For the poorest 90% of US families - the overwhelming majority of whom are white - median income has been effectively stagnant for a generation. Meanwhile social mobility
has stalled. In this situation, many white Americans do not sense their
experience compared with non-white Americans is one of relative
privilege - because over the last 30 years, they are relatively no
better off.

Many blame this on the outside world. From 47
countries polled by Pew in 2007, Americans showed the sharpest decline
in their support for foreign trade and had the least positive view of
it. The US may have been one of the principal motors of neoliberal
globalisation, but its citizens are also its victims.

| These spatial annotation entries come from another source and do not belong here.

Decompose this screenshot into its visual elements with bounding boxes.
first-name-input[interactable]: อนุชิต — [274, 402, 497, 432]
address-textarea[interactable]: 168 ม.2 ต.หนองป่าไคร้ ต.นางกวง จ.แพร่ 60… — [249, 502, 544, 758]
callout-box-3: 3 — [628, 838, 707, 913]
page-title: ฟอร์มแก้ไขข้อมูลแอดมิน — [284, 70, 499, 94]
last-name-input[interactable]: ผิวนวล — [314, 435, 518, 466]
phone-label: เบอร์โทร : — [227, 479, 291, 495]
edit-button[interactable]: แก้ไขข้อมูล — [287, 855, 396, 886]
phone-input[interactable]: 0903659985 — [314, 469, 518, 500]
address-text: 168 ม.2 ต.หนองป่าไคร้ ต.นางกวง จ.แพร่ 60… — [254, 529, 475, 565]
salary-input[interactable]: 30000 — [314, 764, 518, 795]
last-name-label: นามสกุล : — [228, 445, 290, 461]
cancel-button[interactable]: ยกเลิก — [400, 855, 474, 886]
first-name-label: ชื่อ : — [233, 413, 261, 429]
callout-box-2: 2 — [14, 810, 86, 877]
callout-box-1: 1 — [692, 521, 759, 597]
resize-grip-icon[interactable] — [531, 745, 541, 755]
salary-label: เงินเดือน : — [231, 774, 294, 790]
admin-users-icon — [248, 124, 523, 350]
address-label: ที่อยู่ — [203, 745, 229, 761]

In the absence of
any vehicle for international class solidarity, threats of outsourcing,
product dumping, deflating the dollar and Chinese creditors provide the
material basis for a strain of xenophobia that goes beyond a simple
loathing of foreigners.

To the sting of economic vulnerability is
added the indignity of geopolitical decline. As the sole global
superpower, the US would once have been able to rig the competition with
carrots, sticks and, if need be, B52s. Now it must accept that Indians, Chinese, Brazilians and others can also change the rules.

Add
to this failed wars against predominantly Muslim countries after
terrorist attacks by Islamic fundamentalists, a broken immigration
system, and projections that non-whites will be a majority by 2042, and
you have the roots of a race-based backlash. Put bluntly, being American
is no longer what it used to be - at home or abroad. And for those
particularly invested in the relative privilege of being a white
American it is not difficult to see how the election of a black
president - with an African name and a foreign father who was a
non-practising Muslim - could become a focus for discontent.

Race
was too narrow a lens through which to examine opposition to Obama, as
it was to understand what happened in Katrina. Racism cannot explain all
of it. Indeed it's not even the half of it.